The WSSD2 People’s Report assesses Canada’s 30-year record implementing commitments made at the first World Summit for Social Development (WSSD1) in Copenhagen (1995) through the Second World Summit for Social Development (WSSD2) in Doha (2025), focusing on SDG 1 (No Poverty), SDG 2 (Zero Hunger), and SDG 5 (Gender Equality). Developed collaboratively by over 30 civil society organizations—including grassroots groups, Indigenous organizations, feminist, disability-led, Black-led, and Queer/2SLGBTQIA+ led organizations, academics, and faith communities—this report holds the Government of Canada accountable for its human rights and sustainable development obligations while proposing evidence-based solutions to close persistent gaps.
Despite measurable gains in some areas, Canada’s progress remains constrained by structural drivers: income and wealth inequality, underinvestment in non-market housing, fragmented social protection, over-reliance on charitable food systems, and market-first policy approaches that fail to address root causes of poverty, hunger, and gender inequality. Climate change acts as a risk multiplier, deepening these inequities and disproportionately impacting Indigenous peoples, Black communities, racialized groups, disabled people, 2SLGBTQ+ individuals, women, and youth. Critically, on November 4, 2025—the opening day of WSSD2—Canada presented a federal budget imposing 15% across-the-board program cuts, reducing civil service capacity, increasing military spending, and investing in fossil fuel projects, directly contradicting the Doha Declaration’s call to strengthen social protection and address structural inequality.

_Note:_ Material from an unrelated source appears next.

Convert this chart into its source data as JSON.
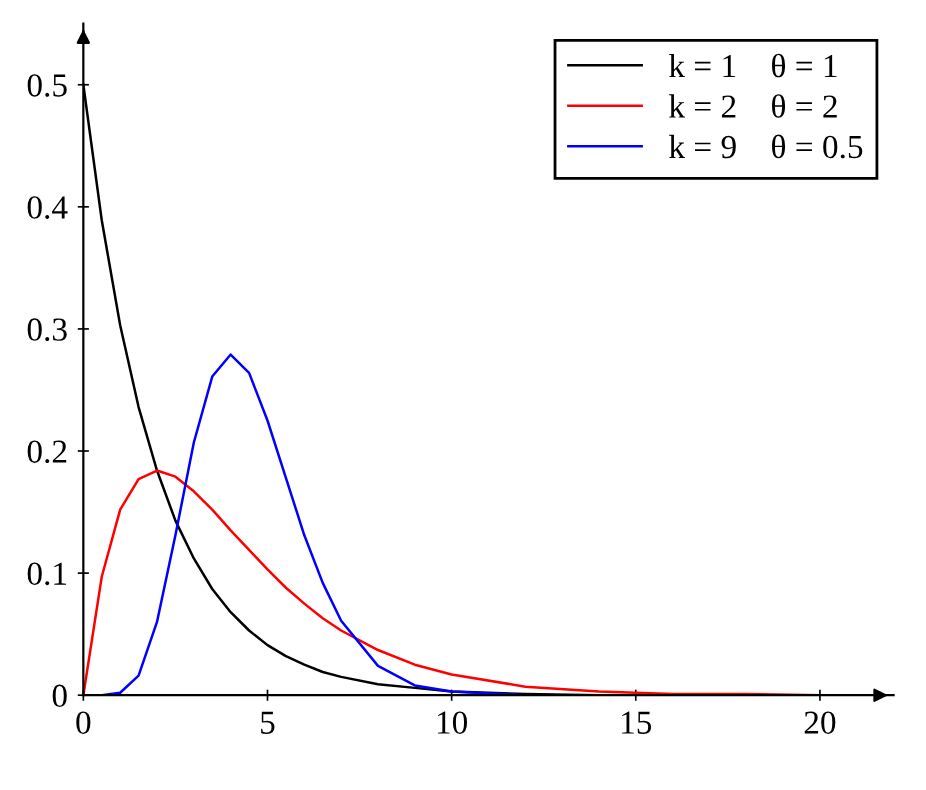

Using intersectional, rights-based, feminist, anti-oppressive, and anti-colonial frameworks, this report synthesizes publicly available government data, civil society research, academic literature, and community-generated knowledge to demonstrate that poverty and hunger are policy choices, not inevitable outcomes. When income supports are adequate and accessible, poverty and food insecurity fall rapidly. When non-market housing is funded at scale, homelessness declines. When Indigenous peoples and equity-seeking communities lead solutions, gaps close faster. Yet these evidence-based approaches remain partial, underfunded, and vulnerable to reversal.
The report provides concrete, actionable recommendations: establishing a rights-based pathway to basic income adequacy; scaling up non-market housing with legislated targets; enacting a Right to Food and Food Sovereignty Act; fully implementing the MMIWG Calls for Justice and National Action Plan to End Gender-Based Violence; embedding gender-responsive budgeting and intersectional analysis across all economic, climate, and infrastructure decisions; and building robust accountability mechanisms including a Federal Human Rights Office and independent SDG oversight. These solutions require that budgets, trade agreements, and industrial strategies be tested against human rights obligations rather than economic potential alone, and that civil society, Indigenous governments, and communities with lived experience have meaningful power in policy design and monitoring. As the current SDG framework expires in 2030, Canada has an opportunity to demonstrate leadership by aligning domestic action with international commitments, treating economic, social, and cultural rights as enforceable rather than aspirational, and showing that a wealthy, diverse nation can build resilience, stability, and shared prosperity through rights-based frameworks. This report serves as input to Canada’s 2026 Voluntary National Review and the formulation of the post-2030 SDG agenda, asserting that credibility at global tables depends on domestic progress—we cannot champion human rights internationally while undermining them at home.